Abstract

Limited studies have suggested that menstrual cycle variations in sex hormones may influence arterial baroreflex control of heart rate (HR) and sympathetic nerve activity; however, results are equivocal. In addition, the baroreflex control of blood pressure (BP) has not been directly examined as pharmacological perturbations were mainly used to assess baroreflex function. Therefore, 5s pulses of neck suction (NS, −60 Torr) and neck pressure (NP, +40 Torr) were applied to load and unload the carotid baroreflex (CBR), respectively in young women during the early follicular (EF, day 1–5, low estrogen, low progesterone), late follicular (LF, day 10–12, high estrogen, low progesterone), and mid luteal (ML, day 20–24, high estrogen, high progesterone) menstrual cycle phases. Resting HR and BP were not different between the 3 phases. Similarly, HR responses to NP and NS were not significantly different between phases.

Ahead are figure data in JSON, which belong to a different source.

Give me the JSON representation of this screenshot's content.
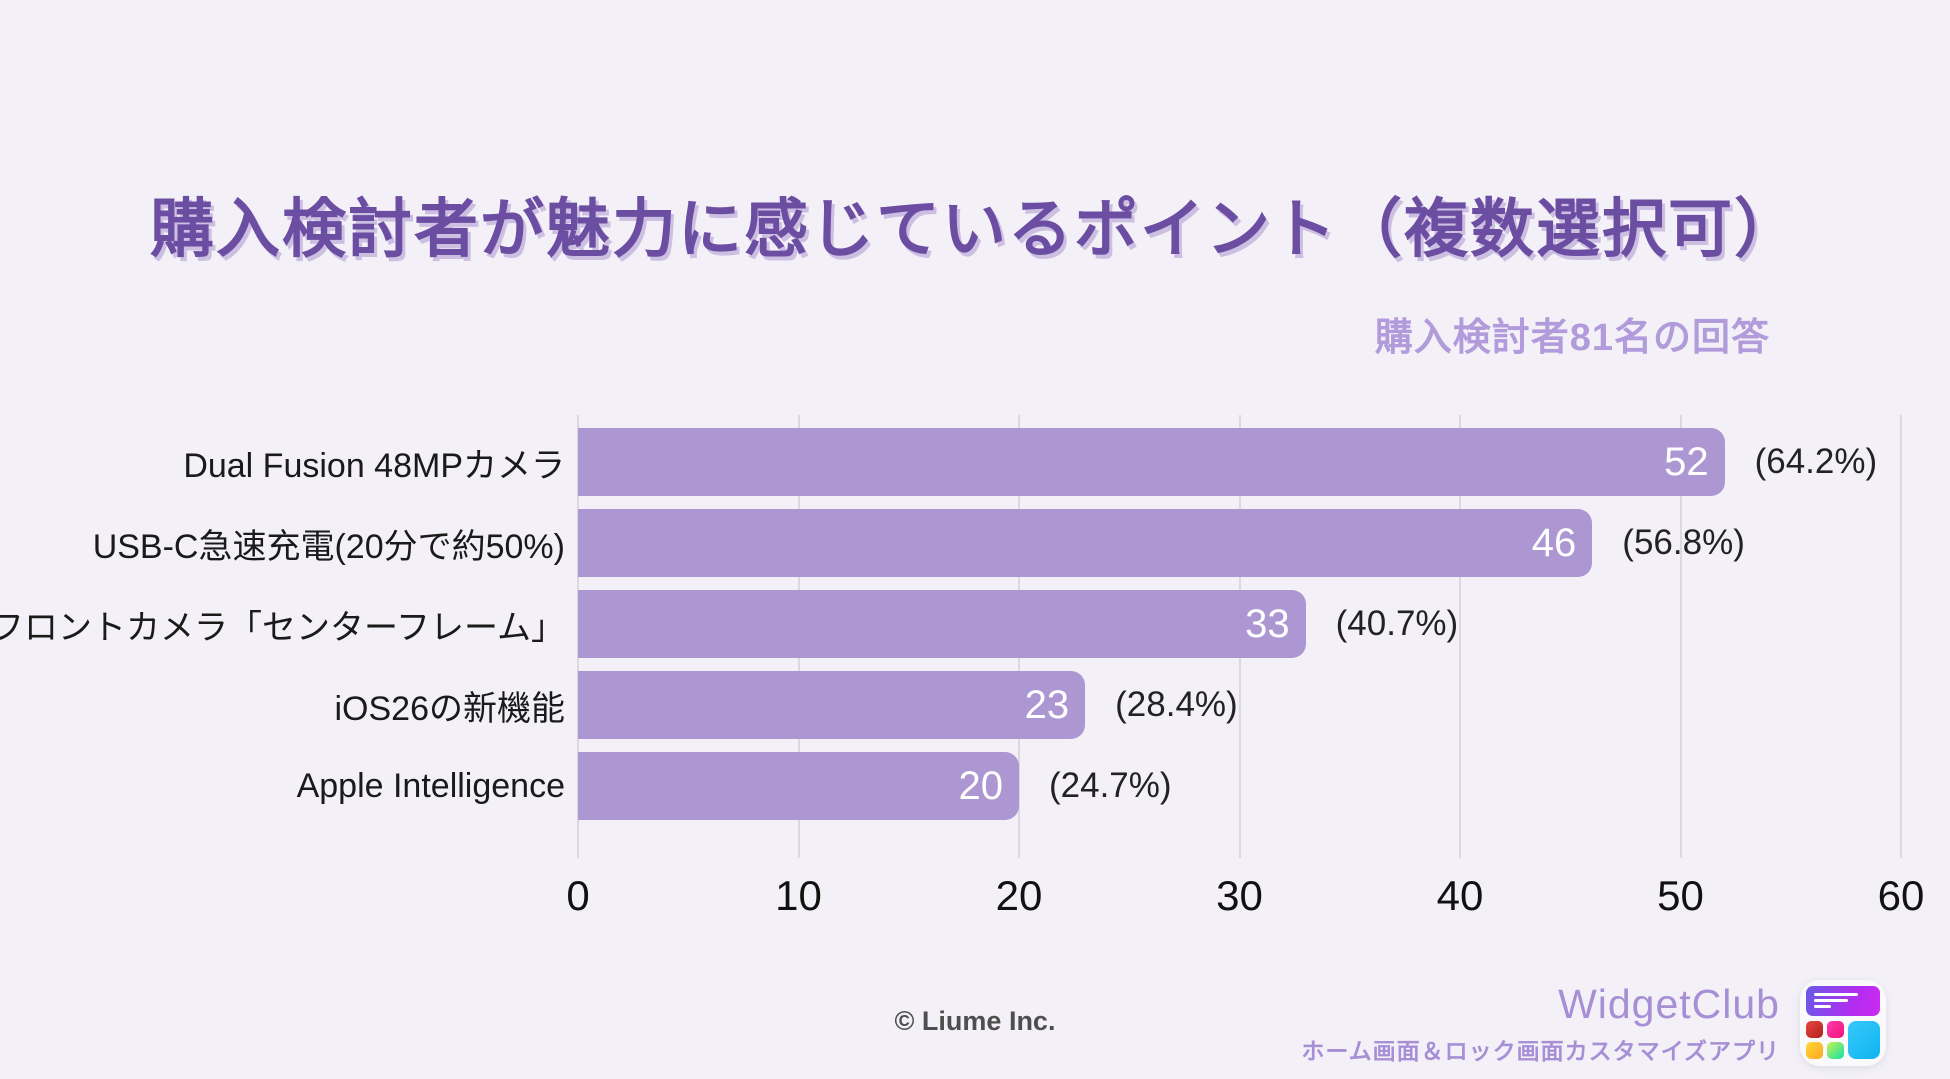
{
  "header": {
    "title": "購入検討者が魅力に感じているポイント（複数選択可）",
    "subtitle": "購入検討者81名の回答"
  },
  "chart_data": {
    "type": "bar",
    "orientation": "horizontal",
    "title": "購入検討者が魅力に感じているポイント（複数選択可）",
    "subtitle": "購入検討者81名の回答",
    "categories": [
      "Dual Fusion 48MPカメラ",
      "USB-C急速充電(20分で約50%)",
      "フロントカメラ「センターフレーム」",
      "iOS26の新機能",
      "Apple Intelligence"
    ],
    "values": [
      52,
      46,
      33,
      23,
      20
    ],
    "percent_labels": [
      "(64.2%)",
      "(56.8%)",
      "(40.7%)",
      "(28.4%)",
      "(24.7%)"
    ],
    "xticks": [
      0,
      10,
      20,
      30,
      40,
      50,
      60
    ],
    "xlim": [
      0,
      60
    ],
    "grid": true,
    "legend": "none"
  },
  "footer": {
    "copyright": "© Liume Inc.",
    "brand_name": "WidgetClub",
    "brand_tagline": "ホーム画面＆ロック画面カスタマイズアプリ"
  },
  "colors": {
    "background": "#F3F1F7",
    "title": "#6B4EA2",
    "subtitle": "#B29BDB",
    "bar": "#AC97D2",
    "bar_value_text": "#FFFFFF",
    "gridline": "#DBD8E1",
    "category_text": "#1A1A1A",
    "brand": "#A78FD6"
  }
}
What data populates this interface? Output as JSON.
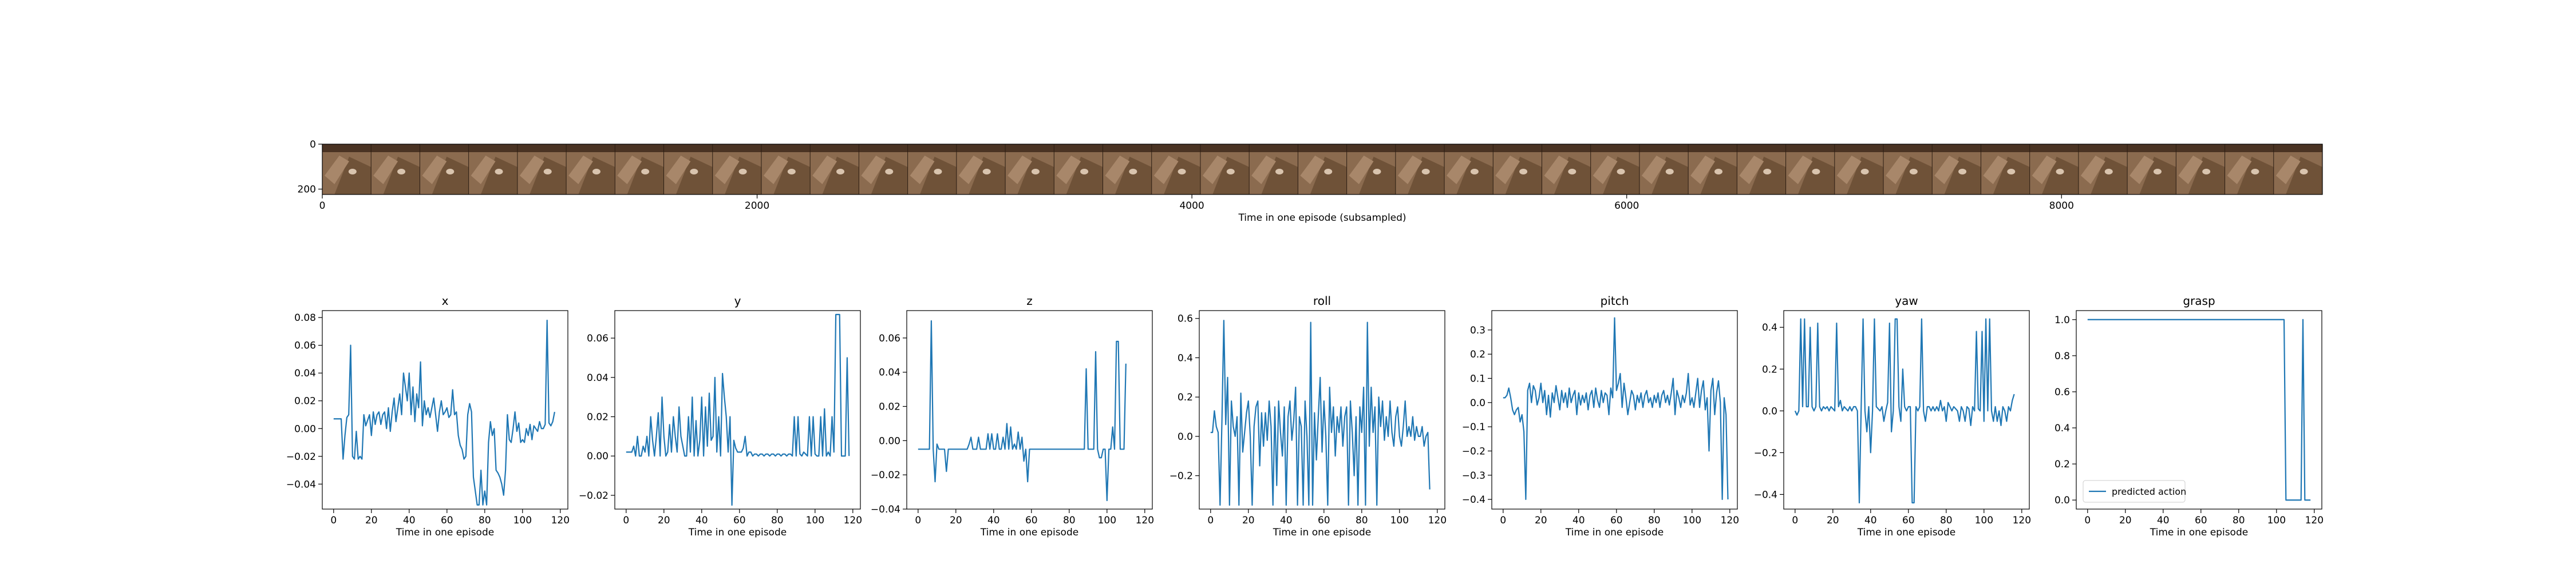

In contrast, mean BP responses to NP were significantly greater in the ML phase (Δ17±1 vs. Δ13±1 EF; Δ13±2 LF mmHg; P<0.05); however, responses to NS were not significantly different between phases (EF Δ−10±2, LF Δ−10±1, and ML Δ−10±1 mmHg). These preliminary findings suggest a maintained CBR control of HR throughout the menstrual cycle whereas concomitant elevations in estrogen and progesterone selectively augment CBR‐mediated BP responses to hypotension without effect on CBR responses to hypertension.Supported by R01HL093167.